"Дорогой крестник, сожги пакет, который я оставил тебе на хранение, не заглядывая, не распечатывая, дабы его содержание осталось для тебя неизвестным. Тайны, подобные сокрытой там, убивают своих хранителей. Сожги, и ты спасешь Яна и Корнелиса.
Прощай и люби меня.
Корнелис де Витт
20 августа 1672 года".
Этот листок одновременно доказывал невиновность ван Берле и его право собственности на луковицы тюльпана.
Глаза Розы и штатгальтера встретились всего на одно мгновение.
Взгляд девушки говорил: "Вот видите!" Взгляд правителя приказал: "Молчи и жди!"
Принц смахнул капельку холодного пота, сползавшую с его лба на щеку. Медленно сложил бумажный листок, погружаясь мысленным взором в ту бездонную, безутешную пропасть, что зовется раскаянием, стыдом за прошлое.
Но тут же он, не без усилия подняв голову, сказал:
– Ступайте, господин Бокстель. Правосудие свершится, это я вам обещаю.
Затем, обратившись к председателю, добавил:
– А вы, мой дорогой господин ван Херисен, подержите пока у себя эту девушку и тюльпан. Прощайте.
Все принялись кланяться, и принц удалился, сутулясь, будто оглушительные восторги населения тяжким грузом давили ему на плечи.
Бокстель вернулся в "Белый лебедь", порядком обескураженный. Из головы не выходил тот обрывок, который Вильгельм взял из рук Розы, внимательно прочитал и бережно спрятал в карман. Эта бумажка не давала ему покоя.
Роза подошла к тюльпану, благоговейно поцеловала его лист, а свою судьбу всецело доверила Господу, прошептав:
– Боже мой! Знал ли ты сам, ради какой цели мой милый Корнелис научил меня читать?
Да, Бог знал это, ведь это он карает и вознаграждает смертных по делам их.
XXVIII. Песня цветов
Пока совершались события, о которых мы только что рассказали, злополучный ван Берле, позабытый миром в камере крепости Левештейн, испытывал все мучения, какие только может претерпеть заключенный, если его тюремщик твердо решит превратиться в палача.

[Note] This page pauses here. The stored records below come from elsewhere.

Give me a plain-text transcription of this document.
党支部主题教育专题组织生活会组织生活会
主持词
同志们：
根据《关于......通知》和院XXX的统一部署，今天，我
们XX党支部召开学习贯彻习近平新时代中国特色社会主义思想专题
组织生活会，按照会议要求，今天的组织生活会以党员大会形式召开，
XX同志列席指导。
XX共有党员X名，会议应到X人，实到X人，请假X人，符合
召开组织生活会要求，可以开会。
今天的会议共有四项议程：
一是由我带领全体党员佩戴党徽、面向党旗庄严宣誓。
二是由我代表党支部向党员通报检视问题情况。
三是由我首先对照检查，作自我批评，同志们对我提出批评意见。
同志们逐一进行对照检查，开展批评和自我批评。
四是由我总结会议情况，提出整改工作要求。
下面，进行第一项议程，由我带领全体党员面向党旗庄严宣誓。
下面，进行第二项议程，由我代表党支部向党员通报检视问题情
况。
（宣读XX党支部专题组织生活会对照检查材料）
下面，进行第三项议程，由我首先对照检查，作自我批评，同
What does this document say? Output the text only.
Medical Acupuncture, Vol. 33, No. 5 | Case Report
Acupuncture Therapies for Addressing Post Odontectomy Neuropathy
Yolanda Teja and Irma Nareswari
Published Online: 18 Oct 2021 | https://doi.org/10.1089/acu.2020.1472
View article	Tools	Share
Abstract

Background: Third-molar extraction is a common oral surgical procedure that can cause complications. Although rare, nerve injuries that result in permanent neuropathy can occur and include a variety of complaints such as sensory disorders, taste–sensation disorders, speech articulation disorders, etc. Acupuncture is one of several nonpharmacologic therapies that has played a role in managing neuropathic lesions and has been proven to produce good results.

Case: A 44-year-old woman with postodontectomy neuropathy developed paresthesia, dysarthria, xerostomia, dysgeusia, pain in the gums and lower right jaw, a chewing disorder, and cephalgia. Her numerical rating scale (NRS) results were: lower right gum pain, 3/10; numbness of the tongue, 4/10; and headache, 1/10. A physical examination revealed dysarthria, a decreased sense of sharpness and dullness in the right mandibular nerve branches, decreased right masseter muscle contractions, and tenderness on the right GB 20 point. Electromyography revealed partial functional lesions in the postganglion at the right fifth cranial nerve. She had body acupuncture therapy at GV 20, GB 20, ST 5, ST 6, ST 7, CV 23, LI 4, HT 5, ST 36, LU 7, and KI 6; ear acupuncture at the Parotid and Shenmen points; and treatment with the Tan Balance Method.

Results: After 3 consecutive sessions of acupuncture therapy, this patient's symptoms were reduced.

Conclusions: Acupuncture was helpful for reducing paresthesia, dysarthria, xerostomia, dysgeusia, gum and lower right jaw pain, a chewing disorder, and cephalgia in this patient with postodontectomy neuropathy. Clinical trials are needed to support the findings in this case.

Не получая никаких известий ни от Розы, ни от Якоба, Грифиус пришел к мысли, что все происходящее с ним – штучки демона, которого напустил на обитателей земли доктор Корнелис ван Берле.
Вследствие этого в одно прекрасное утро – на третий день после исчезновения Якоба и Розы – Грифиус ввалился в камеру Корнелиса еще более обозленным, чем обычно.
Заключенный сидел, опершись локтями о подоконник и подперев голову руками, устремив рассеянный взгляд на подернутый туманом горизонт, где хлопали крыльями мельницы Дордрехта, и глубоко вдыхал свежий воздух, стараясь удержать слезы и сохранить свое философское настроение.
Голуби все еще пролетали вблизи его окна, но на них уже не оставалось надежды, как не было и будущего у него самого.
Увы! Роза больше не придет, она под надзором. Сможет ли она хотя бы писать ему, а если и сможет, как передавать письма?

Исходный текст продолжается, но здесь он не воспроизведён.